How to calculate the peak-to-peak voltage of a sine wave given RMS voltage

Question

How do I calculate the peak-to-peak voltage of a sine wave given RMS voltage?

Answer 1

The short answer:

\begin{equation} \frac{V_{p-p}}{V_{rms}} = 2\sqrt{2} \end{equation}

The long answer, or how to derive the above:

As noted on the Wikipedia page for root mean square, the RMS of a sine wave is equal to its amplitude divided by the square root of two. (You can also derive this by doing the integral over a sine wave yourself.)

\begin{equation} V_{rms} = \frac{a}{\sqrt{2}} \end{equation}

The peak-to-peak voltage is twice the amplitude of the wave, since it's measuring from the tip of a peak to the tip of a trough.

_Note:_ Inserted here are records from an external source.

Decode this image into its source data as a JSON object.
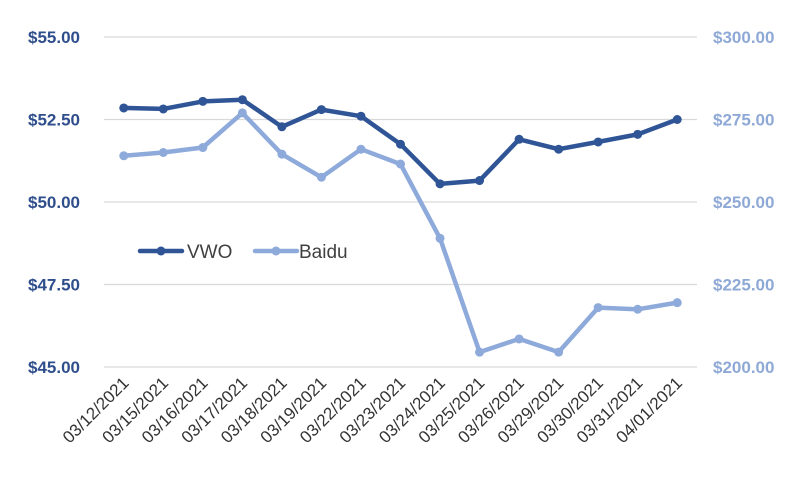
{
  "chart_data": {
    "type": "line",
    "title": "",
    "xlabel": "",
    "ylabel": "",
    "categories": [
      "03/12/2021",
      "03/15/2021",
      "03/16/2021",
      "03/17/2021",
      "03/18/2021",
      "03/19/2021",
      "03/22/2021",
      "03/23/2021",
      "03/24/2021",
      "03/25/2021",
      "03/26/2021",
      "03/29/2021",
      "03/30/2021",
      "03/31/2021",
      "04/01/2021"
    ],
    "series": [
      {
        "name": "VWO",
        "axis": "left",
        "color": "#2f5597",
        "values": [
          52.85,
          52.82,
          53.05,
          53.1,
          52.28,
          52.8,
          52.6,
          51.75,
          50.55,
          50.65,
          51.9,
          51.6,
          51.82,
          52.05,
          52.5
        ]
      },
      {
        "name": "Baidu",
        "axis": "right",
        "color": "#8eaadb",
        "values": [
          264,
          265,
          266.5,
          277,
          264.5,
          257.5,
          266,
          261.5,
          239,
          204.5,
          208.5,
          204.5,
          218,
          217.5,
          219.5
        ]
      }
    ],
    "y_left": {
      "ylim": [
        45,
        55
      ],
      "ticks": [
        55,
        52.5,
        50,
        47.5,
        45
      ],
      "tick_labels": [
        "$55.00",
        "$52.50",
        "$50.00",
        "$47.50",
        "$45.00"
      ]
    },
    "y_right": {
      "ylim": [
        200,
        300
      ],
      "ticks": [
        300,
        275,
        250,
        225,
        200
      ],
      "tick_labels": [
        "$300.00",
        "$275.00",
        "$250.00",
        "$225.00",
        "$200.00"
      ]
    },
    "grid": true,
    "legend": {
      "position": "left-middle",
      "entries": [
        "VWO",
        "Baidu"
      ]
    }
  }
}
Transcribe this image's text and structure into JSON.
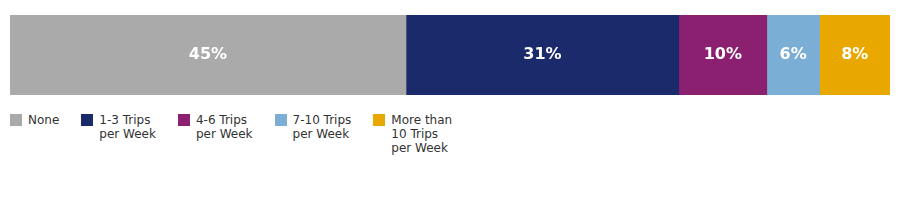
{
  "chart_data": {
    "type": "bar",
    "orientation": "horizontal",
    "stacked": true,
    "categories": [
      null
    ],
    "series": [
      {
        "name": "None",
        "color": "#aaaaaa",
        "values": [
          45
        ],
        "value_labels": [
          "45%"
        ]
      },
      {
        "name": "1-3 Trips\nper Week",
        "color": "#1b2a6b",
        "values": [
          31
        ],
        "value_labels": [
          "31%"
        ]
      },
      {
        "name": "4-6 Trips\nper Week",
        "color": "#8b2070",
        "values": [
          10
        ],
        "value_labels": [
          "10%"
        ]
      },
      {
        "name": "7-10 Trips\nper Week",
        "color": "#7baed4",
        "values": [
          6
        ],
        "value_labels": [
          "6%"
        ]
      },
      {
        "name": "More than\n10 Trips\nper Week",
        "color": "#e8a800",
        "values": [
          8
        ],
        "value_labels": [
          "8%"
        ]
      }
    ],
    "xlim": [
      0,
      100
    ],
    "data_labels": true,
    "tick_labels": false,
    "grid": false,
    "legend": "bottom"
  }
}
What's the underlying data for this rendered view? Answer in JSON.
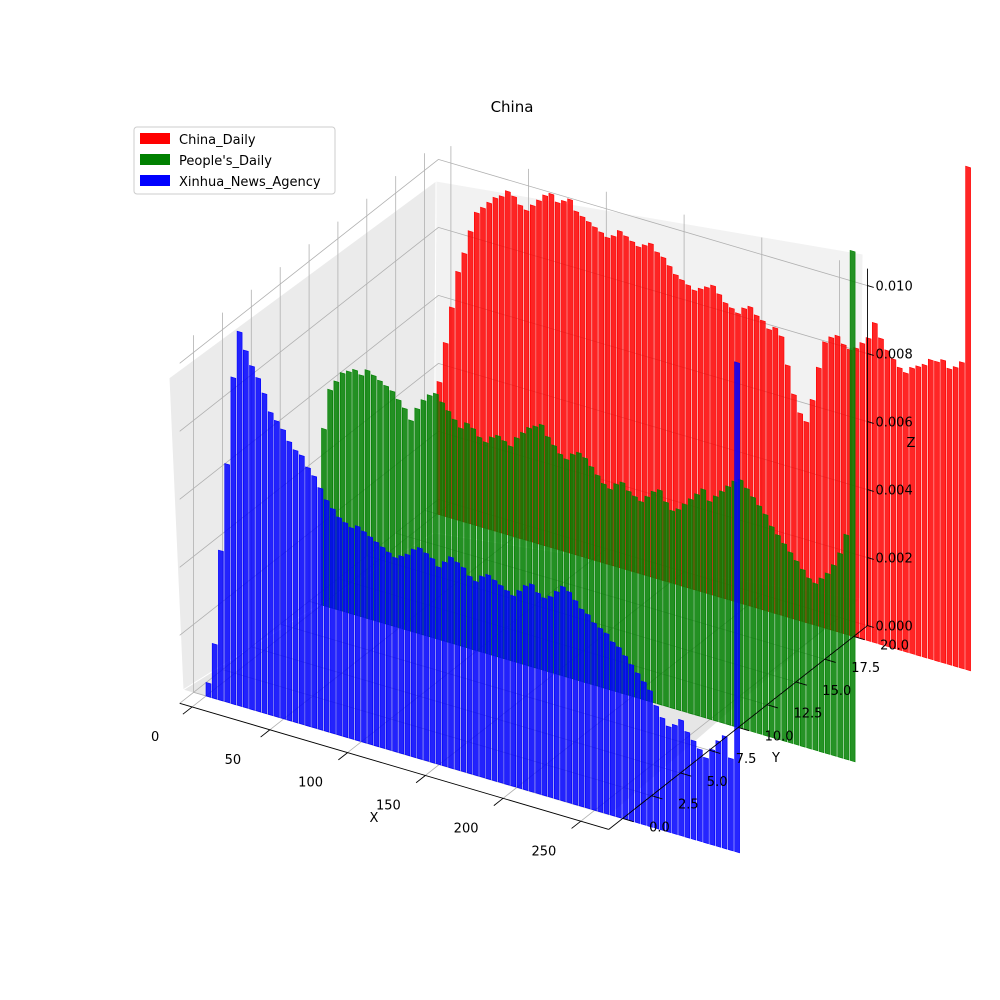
{
  "chart_data": {
    "type": "bar",
    "title": "China",
    "xlabel": "X",
    "ylabel": "Y",
    "zlabel": "Z",
    "xlim": [
      0,
      256
    ],
    "ylim": [
      0,
      20
    ],
    "zlim": [
      0,
      0.01
    ],
    "x_ticks": [
      "0",
      "50",
      "100",
      "150",
      "200",
      "250"
    ],
    "y_ticks": [
      "0.0",
      "2.5",
      "5.0",
      "7.5",
      "10.0",
      "12.5",
      "15.0",
      "17.5",
      "20.0"
    ],
    "z_ticks": [
      "0.000",
      "0.002",
      "0.004",
      "0.006",
      "0.008",
      "0.010"
    ],
    "grid": true,
    "legend_position": "top-left",
    "x_step": 4,
    "series": [
      {
        "name": "China_Daily",
        "color": "#ff0000",
        "y": 20,
        "values": [
          0.0039,
          0.0051,
          0.0062,
          0.0073,
          0.0079,
          0.0086,
          0.0092,
          0.0094,
          0.0096,
          0.0098,
          0.0099,
          0.0101,
          0.01,
          0.0098,
          0.0097,
          0.0099,
          0.0101,
          0.0103,
          0.0104,
          0.0102,
          0.0103,
          0.0104,
          0.0101,
          0.01,
          0.0099,
          0.0098,
          0.0097,
          0.0096,
          0.0097,
          0.0099,
          0.0098,
          0.0097,
          0.0096,
          0.0097,
          0.0098,
          0.0096,
          0.0095,
          0.0093,
          0.0091,
          0.009,
          0.0089,
          0.0088,
          0.0089,
          0.009,
          0.0091,
          0.0089,
          0.0087,
          0.0086,
          0.0085,
          0.0087,
          0.0088,
          0.0086,
          0.0085,
          0.0083,
          0.0084,
          0.0082,
          0.0074,
          0.0066,
          0.0061,
          0.0059,
          0.0066,
          0.0076,
          0.0084,
          0.0086,
          0.0087,
          0.0085,
          0.0084,
          0.0085,
          0.0087,
          0.0089,
          0.0094,
          0.009,
          0.0087,
          0.0085,
          0.0083,
          0.0082,
          0.0084,
          0.0085,
          0.0086,
          0.0088,
          0.0088,
          0.0089,
          0.0087,
          0.0088,
          0.009,
          0.0148
        ]
      },
      {
        "name": "People's_Daily",
        "color": "#008000",
        "y": 10,
        "values": [
          0.0052,
          0.0064,
          0.0067,
          0.007,
          0.0071,
          0.0072,
          0.0071,
          0.0073,
          0.0072,
          0.0071,
          0.007,
          0.0069,
          0.0067,
          0.0065,
          0.0062,
          0.0066,
          0.0069,
          0.0071,
          0.0072,
          0.007,
          0.0068,
          0.0066,
          0.0064,
          0.0066,
          0.0065,
          0.0063,
          0.0062,
          0.0064,
          0.0065,
          0.0064,
          0.0063,
          0.0066,
          0.0068,
          0.007,
          0.0071,
          0.0072,
          0.0069,
          0.0067,
          0.0065,
          0.0064,
          0.0066,
          0.0067,
          0.0066,
          0.0064,
          0.0062,
          0.006,
          0.0059,
          0.0061,
          0.0062,
          0.006,
          0.0059,
          0.0058,
          0.006,
          0.0062,
          0.0063,
          0.006,
          0.0058,
          0.0059,
          0.0061,
          0.0063,
          0.0065,
          0.0067,
          0.0064,
          0.0066,
          0.0068,
          0.007,
          0.0072,
          0.0073,
          0.0071,
          0.0069,
          0.0067,
          0.0065,
          0.0062,
          0.006,
          0.0058,
          0.0056,
          0.0054,
          0.0052,
          0.005,
          0.0049,
          0.0051,
          0.0053,
          0.0056,
          0.006,
          0.0066,
          0.015
        ]
      },
      {
        "name": "Xinhua_News_Agency",
        "color": "#0000ff",
        "y": 0,
        "values": [
          0.0004,
          0.0016,
          0.0044,
          0.007,
          0.0096,
          0.011,
          0.0105,
          0.0101,
          0.0098,
          0.0094,
          0.0089,
          0.0087,
          0.0085,
          0.0082,
          0.008,
          0.0079,
          0.0076,
          0.0074,
          0.0071,
          0.0068,
          0.0066,
          0.0064,
          0.0063,
          0.0062,
          0.0063,
          0.0062,
          0.0061,
          0.006,
          0.0059,
          0.0058,
          0.0057,
          0.0058,
          0.0059,
          0.0061,
          0.0062,
          0.0061,
          0.006,
          0.0058,
          0.006,
          0.0062,
          0.0061,
          0.006,
          0.0058,
          0.0057,
          0.0059,
          0.006,
          0.0059,
          0.0058,
          0.0057,
          0.0056,
          0.0058,
          0.006,
          0.0061,
          0.0059,
          0.0058,
          0.0059,
          0.0061,
          0.0063,
          0.0062,
          0.006,
          0.0058,
          0.0057,
          0.0055,
          0.0054,
          0.0053,
          0.0051,
          0.005,
          0.0048,
          0.0046,
          0.0044,
          0.0042,
          0.004,
          0.0036,
          0.0033,
          0.0031,
          0.0032,
          0.0034,
          0.0031,
          0.0029,
          0.0027,
          0.0025,
          0.0028,
          0.0031,
          0.0033,
          0.0027,
          0.0144
        ]
      }
    ]
  }
}
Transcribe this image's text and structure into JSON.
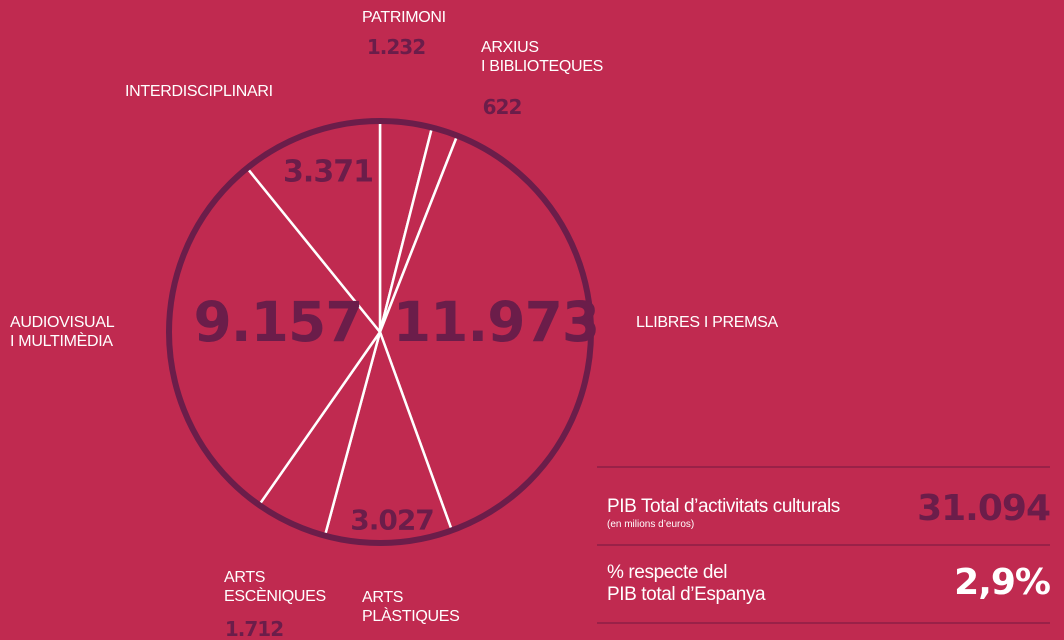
{
  "chart_data": {
    "type": "pie",
    "categories": [
      "PATRIMONI",
      "ARXIUS\nI BIBLIOTEQUES",
      "LLIBRES I PREMSA",
      "ARTS\nPLÀSTIQUES",
      "ARTS\nESCÈNIQUES",
      "AUDIOVISUAL\nI MULTIMÈDIA",
      "INTERDISCIPLINARI"
    ],
    "values": [
      1232,
      622,
      11973,
      3027,
      1712,
      9157,
      3371
    ],
    "value_labels": [
      "1.232",
      "622",
      "11.973",
      "3.027",
      "1.712",
      "9.157",
      "3.371"
    ],
    "color": "#c02a50",
    "edge_color": "#ffffff"
  },
  "summary": {
    "rows": [
      {
        "label": "PIB Total d’activitats culturals",
        "note": "(en milions d’euros)",
        "value": "31.094"
      },
      {
        "label": "% respecte del\nPIB total d’Espanya",
        "value": "2,9%"
      }
    ]
  }
}
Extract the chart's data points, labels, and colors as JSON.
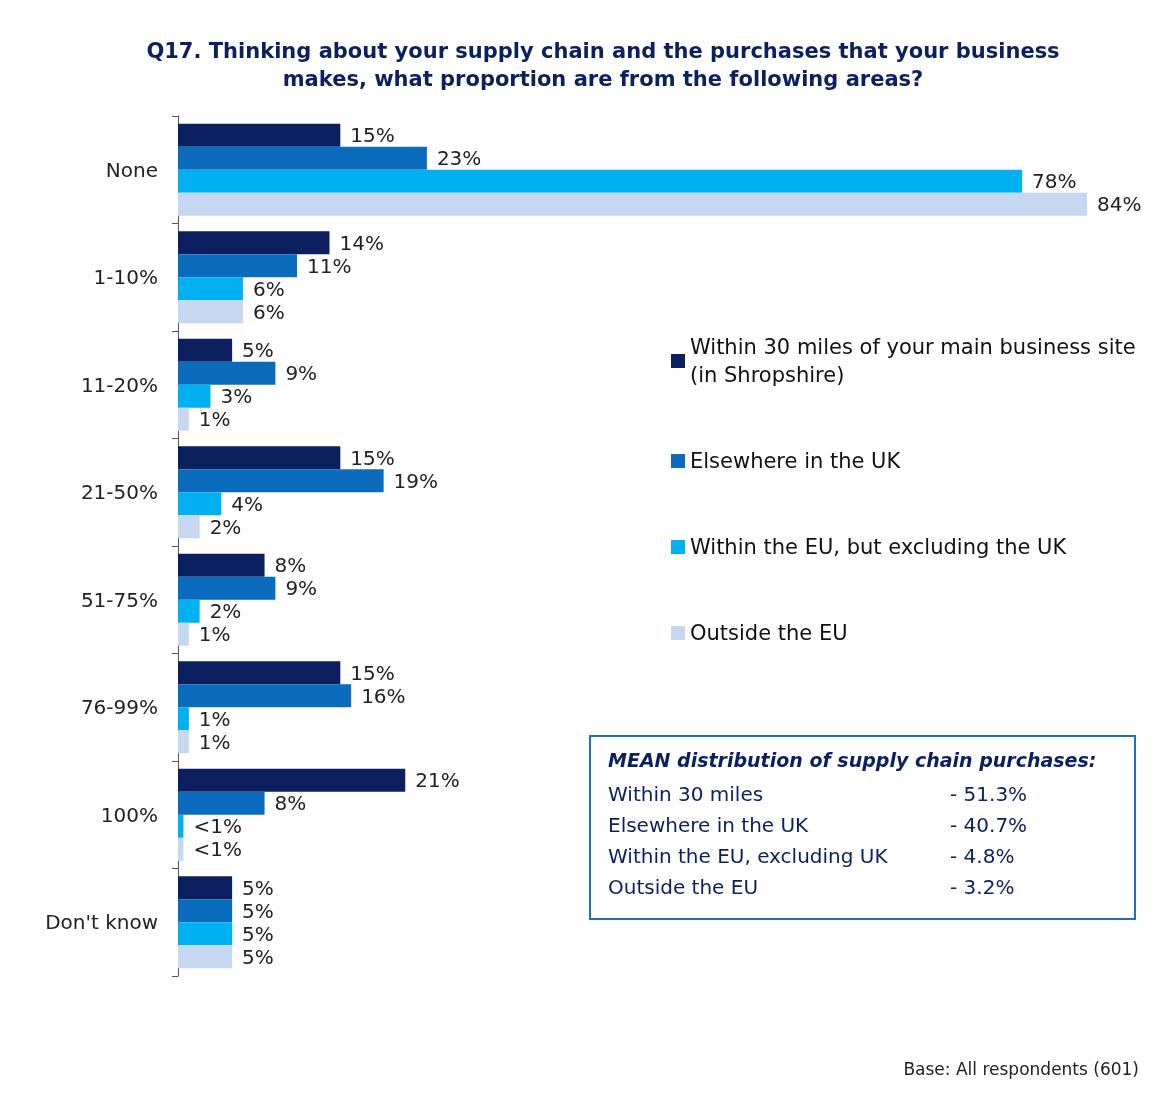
{
  "chart_data": {
    "type": "bar",
    "orientation": "horizontal",
    "title": "Q17. Thinking about your supply chain and the purchases that your business\nmakes, what proportion are from the following areas?",
    "categories": [
      "None",
      "1-10%",
      "11-20%",
      "21-50%",
      "51-75%",
      "76-99%",
      "100%",
      "Don't know"
    ],
    "series": [
      {
        "name": "Within 30 miles of your main business site (in Shropshire)",
        "color": "#0c1f5e",
        "values": [
          15,
          14,
          5,
          15,
          8,
          15,
          21,
          5
        ],
        "value_labels": [
          "15%",
          "14%",
          "5%",
          "15%",
          "8%",
          "15%",
          "21%",
          "5%"
        ]
      },
      {
        "name": "Elsewhere in the UK",
        "color": "#0b6bbd",
        "values": [
          23,
          11,
          9,
          19,
          9,
          16,
          8,
          5
        ],
        "value_labels": [
          "23%",
          "11%",
          "9%",
          "19%",
          "9%",
          "16%",
          "8%",
          "5%"
        ]
      },
      {
        "name": "Within the EU, but excluding the UK",
        "color": "#00b0f0",
        "values": [
          78,
          6,
          3,
          4,
          2,
          1,
          0.5,
          5
        ],
        "value_labels": [
          "78%",
          "6%",
          "3%",
          "4%",
          "2%",
          "1%",
          "<1%",
          "5%"
        ]
      },
      {
        "name": "Outside the EU",
        "color": "#c6d8ef",
        "values": [
          84,
          6,
          1,
          2,
          1,
          1,
          0.5,
          5
        ],
        "value_labels": [
          "84%",
          "6%",
          "1%",
          "2%",
          "1%",
          "1%",
          "<1%",
          "5%"
        ]
      }
    ],
    "legend": "right",
    "tick_labels": "y",
    "annotations": [
      "MEAN distribution of supply chain purchases:",
      "Within 30 miles",
      "- 51.3%",
      "Elsewhere in the UK",
      "- 40.7%",
      "Within the EU, excluding UK",
      "- 4.8%",
      "Outside the EU",
      "- 3.2%",
      "Base: All respondents (601)"
    ]
  }
}
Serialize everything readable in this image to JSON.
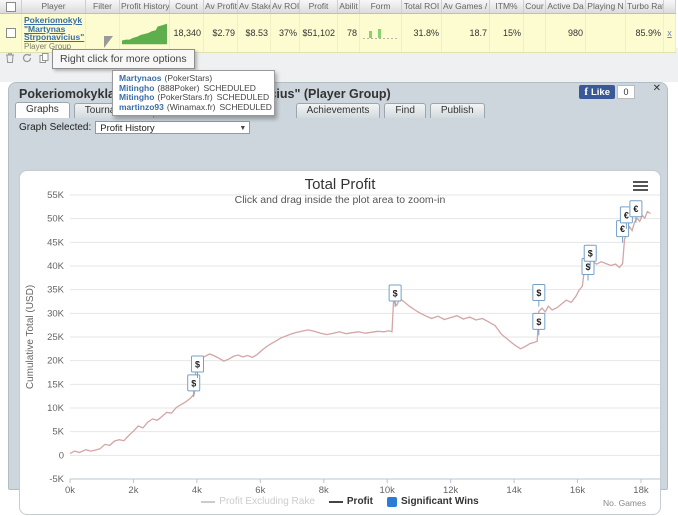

\begin{equation} V_{p-p} = 2a \end{equation}

We can rearrange these two equations:

\begin{equation} V_{rms} \cdot \sqrt{2} = a \end{equation} \begin{equation} V_{p-p} = 2 \cdot (V_{rms} \cdot \sqrt{2}) \end{equation} \begin{equation} V_{p-p} = V_{rms} \cdot 2\sqrt{2} \end{equation}

Thus, we multiply the RMS voltage by twice the square root of two - a factor of about 2.828 or so:

\begin{equation} 2\sqrt{2} = 2.8284271247.... \end{equation}

Of course, the process also works in reverse - if you can measure the peak-to-peak voltage, dividing that by the same factor will give you the RMS voltage assuming a perfect sine wave.

Answer 2

In a pure sine wave $V_{RMS} \times 1.414$ will give you peak. $V_{Peak} \times .707$ will give you RMS.